The French Connection
Winner of the 1972 Academy Award for best picture, William Friedkin's "The French Connection" is as straight-to-the-point as action movies come: French drug trafficker Alain Charnier (Fernando Rey) is trying to smuggle a massive shipment of heroin into the United States, and NYPD detective Jimmy "Popeye" Doyle (Gene Hackman, in the best movie of his extensive career) is hot on his trail.
Friedkin's filmmaking has seldom been more physical or diagrammatically precise than in this, a study of the city as a map of possibility and danger. "The French Connection" sometimes anticipates video game language in its charting of Popeye's race up and down the streets of New York. As a pure action-thriller procedural, it's one of the defining forebears not just of "Training Day" but of everything made in the genre since 1972. Leaning away from the operatic melancholy of classic noir, Friedkin emphasizes an urgent, no-frills materiality that single-handedly laid the groundwork for the modern era of pragmatic cop films.
More impressively, Friedkin and screenwriter Ernest Tidyman manage to communicate a whole psychological storm brewing inside of Popeye throughout the high-octane chases. Gene Hackman's Oscar-winning performance is arguably the key precursor to Denzel Washington's — bringing, as it does, a sense of messy, wounded, complicated interiority to a man outwardly presenting himself as a tough cop focused only on the task at hand.
Inside Man
The highest-grossing film of Spike Lee's directorial career also demonstrates his singular ability to have it both ways: When Lee wants to make an efficient meat-and-potatoes crime thriller, he can, and you can rest assured your palms will sweat and your adrenals will be worked. But Lee also knows exactly how to subtly make a great heist movie like "Inside Man" even more than what it seems on the surface.
This 2006 hit film stars Denzel Washington as an NYPD hostage negotiator facing off against an ambitious bank robber with a highly elaborate plan (Clive Owen). It's a cop role that lets you see a diametrically opposite side to the one Washington shows in "Training Day": cool, precise, and reserved rather than imperious and volcanic.
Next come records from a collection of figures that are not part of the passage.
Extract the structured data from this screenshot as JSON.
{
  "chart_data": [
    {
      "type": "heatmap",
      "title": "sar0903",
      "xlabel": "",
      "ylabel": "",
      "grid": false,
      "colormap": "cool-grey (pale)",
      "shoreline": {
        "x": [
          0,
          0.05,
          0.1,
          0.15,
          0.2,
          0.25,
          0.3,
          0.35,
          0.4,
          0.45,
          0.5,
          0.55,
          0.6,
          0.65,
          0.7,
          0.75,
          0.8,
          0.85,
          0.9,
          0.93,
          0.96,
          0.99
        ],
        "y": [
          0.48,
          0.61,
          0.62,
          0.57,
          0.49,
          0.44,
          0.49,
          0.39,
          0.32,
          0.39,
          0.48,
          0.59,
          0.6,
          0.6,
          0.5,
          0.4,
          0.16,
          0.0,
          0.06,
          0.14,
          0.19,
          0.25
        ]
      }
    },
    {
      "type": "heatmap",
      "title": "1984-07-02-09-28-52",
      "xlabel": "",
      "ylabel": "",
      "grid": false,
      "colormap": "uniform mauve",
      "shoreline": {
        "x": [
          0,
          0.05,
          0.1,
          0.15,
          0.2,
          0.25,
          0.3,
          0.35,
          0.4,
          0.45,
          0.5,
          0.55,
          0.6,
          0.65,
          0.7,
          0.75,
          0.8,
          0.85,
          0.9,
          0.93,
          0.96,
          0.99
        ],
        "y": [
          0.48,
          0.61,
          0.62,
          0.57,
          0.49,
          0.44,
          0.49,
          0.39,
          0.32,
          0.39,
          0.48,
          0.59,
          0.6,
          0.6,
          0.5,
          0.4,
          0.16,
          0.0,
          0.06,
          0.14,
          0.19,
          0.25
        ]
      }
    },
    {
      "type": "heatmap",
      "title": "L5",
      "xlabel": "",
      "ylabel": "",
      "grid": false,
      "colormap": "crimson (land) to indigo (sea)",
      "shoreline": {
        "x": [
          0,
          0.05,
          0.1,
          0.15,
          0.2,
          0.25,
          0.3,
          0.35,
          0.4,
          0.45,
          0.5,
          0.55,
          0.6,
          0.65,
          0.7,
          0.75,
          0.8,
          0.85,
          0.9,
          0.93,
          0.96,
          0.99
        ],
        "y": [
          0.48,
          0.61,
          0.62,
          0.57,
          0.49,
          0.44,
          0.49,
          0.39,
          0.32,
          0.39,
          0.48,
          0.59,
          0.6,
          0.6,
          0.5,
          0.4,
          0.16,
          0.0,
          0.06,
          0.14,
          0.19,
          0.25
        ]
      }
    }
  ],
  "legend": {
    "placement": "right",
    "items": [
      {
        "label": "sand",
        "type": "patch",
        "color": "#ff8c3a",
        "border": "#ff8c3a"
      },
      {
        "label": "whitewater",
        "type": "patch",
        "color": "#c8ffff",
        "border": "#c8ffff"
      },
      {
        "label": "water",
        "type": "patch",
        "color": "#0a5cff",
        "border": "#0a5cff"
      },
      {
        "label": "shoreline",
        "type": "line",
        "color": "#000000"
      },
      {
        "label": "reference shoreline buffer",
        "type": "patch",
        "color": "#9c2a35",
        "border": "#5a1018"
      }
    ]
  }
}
It's worth a watch just as a display of Washington's stunning versatility, as well as a prime showcase for an all-around incredible cast — also featuring Jodie Foster, Chiwetel Ejiofor, Christopher Plummer, and Willem Dafoe.
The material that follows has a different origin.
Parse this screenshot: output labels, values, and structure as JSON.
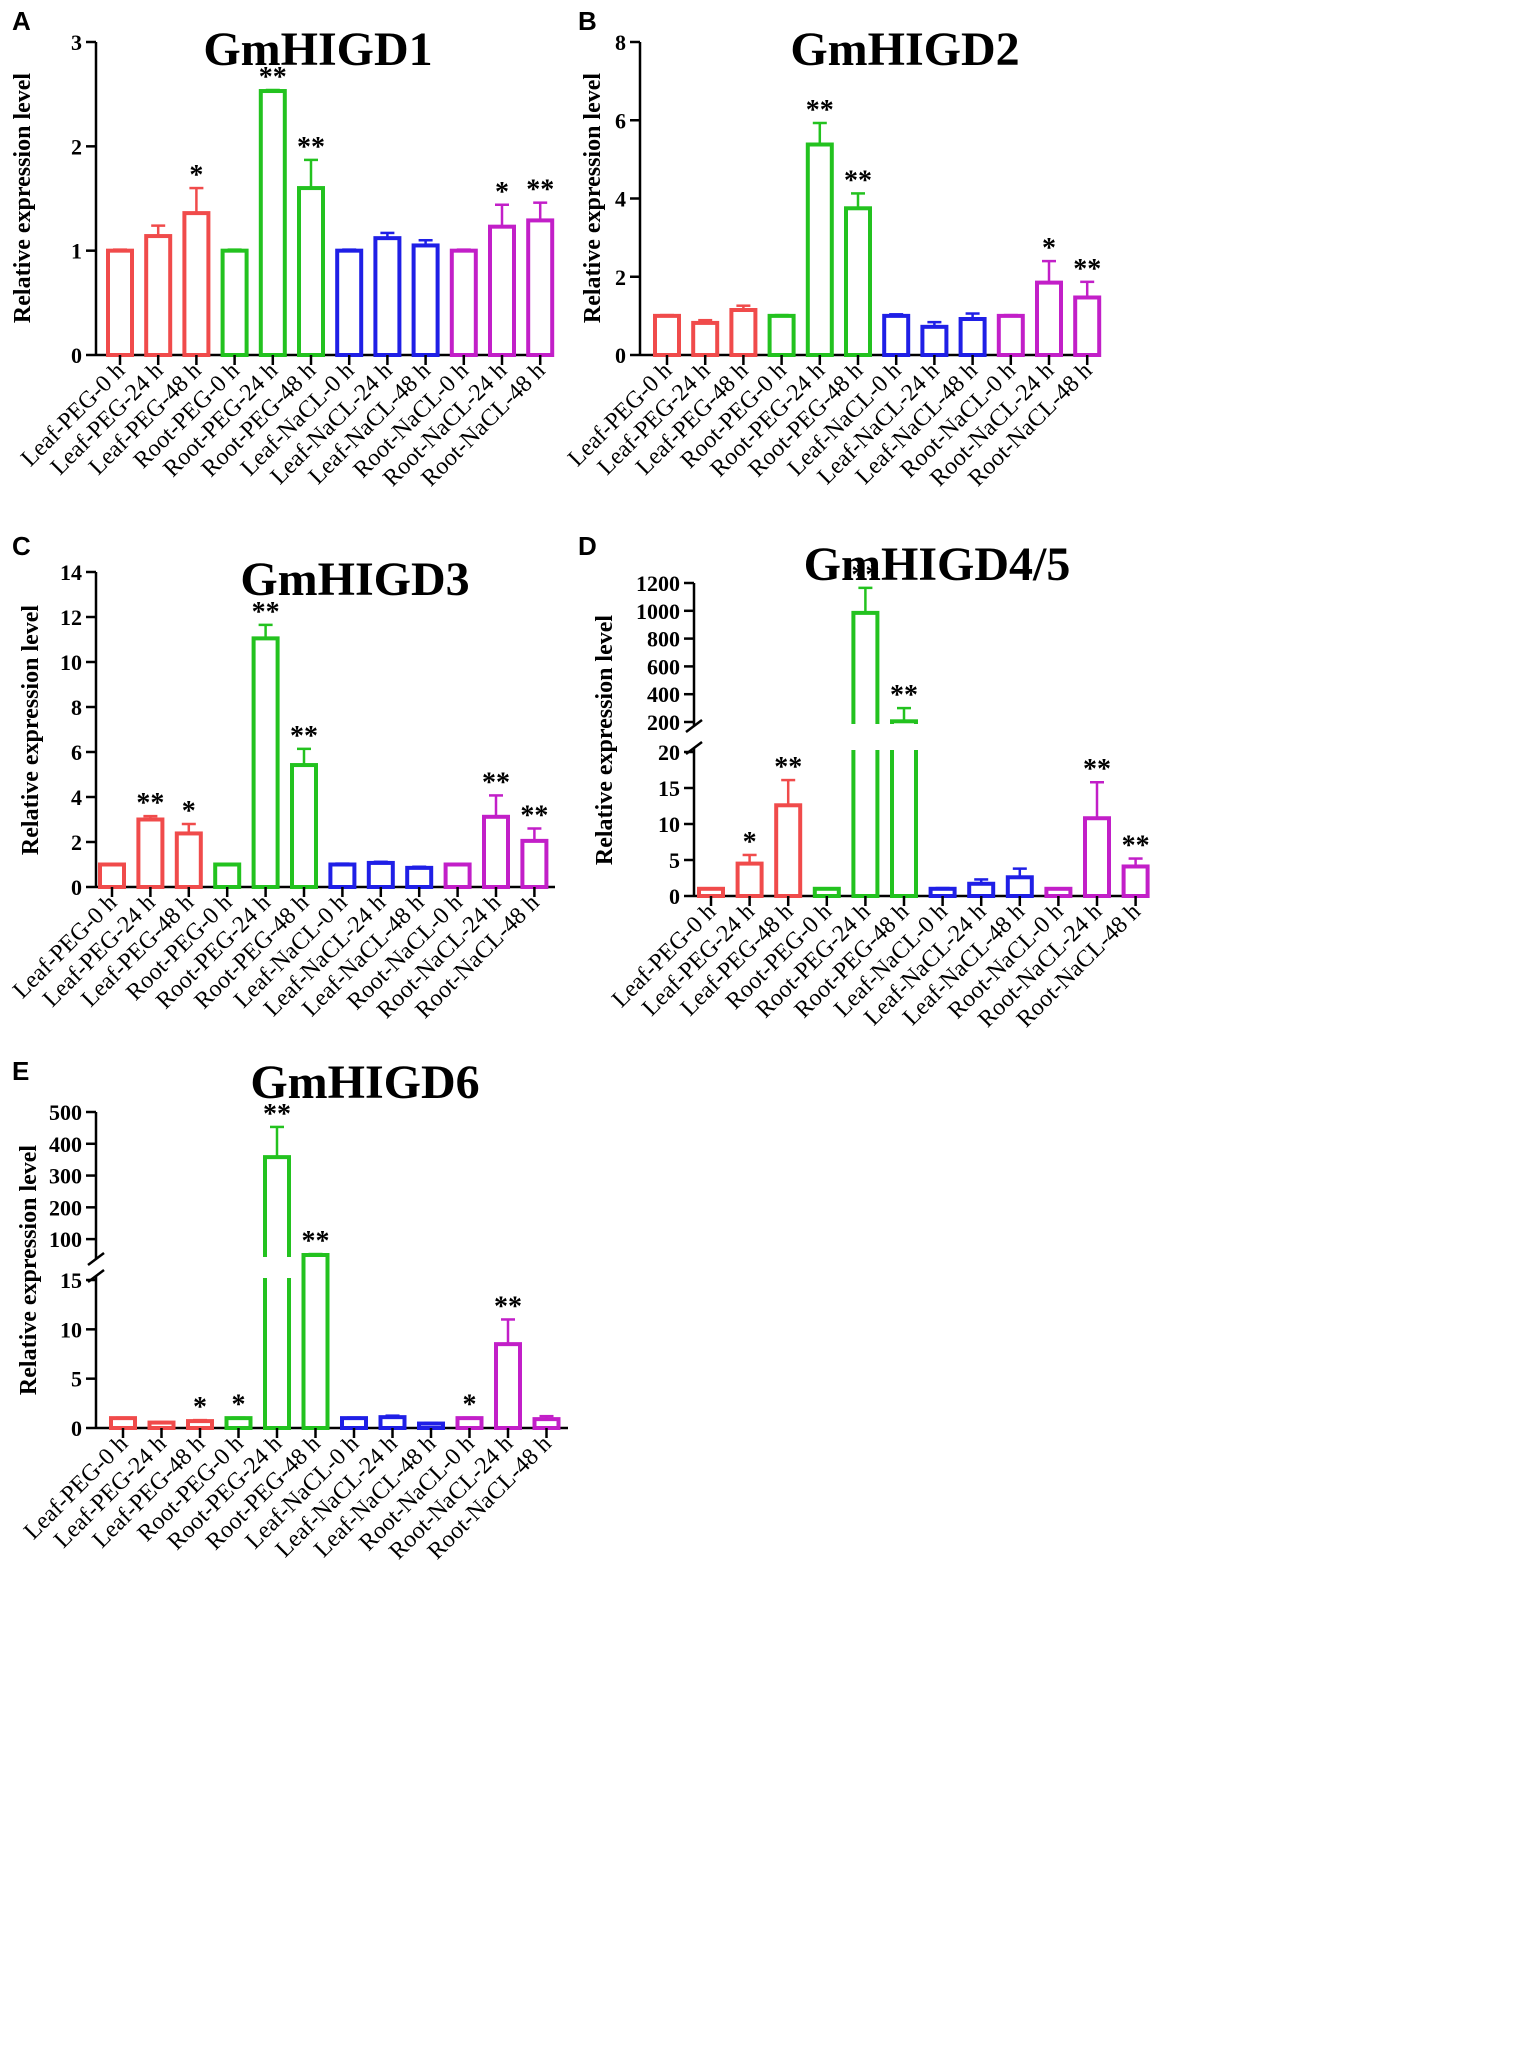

But if the tension and grit of "Training Day" speak to you, then there's plenty more to get out of "Inside Man" as a thematically ambitious genre exercise. It's a movie of abundant thrills and zero false moves, which then also reveals itself, in typical Lee fashion, as a careful and observant study of the political and societal mechanics of New York City — with room for intrepid critiques of the very police force to which its would-be heroes belong.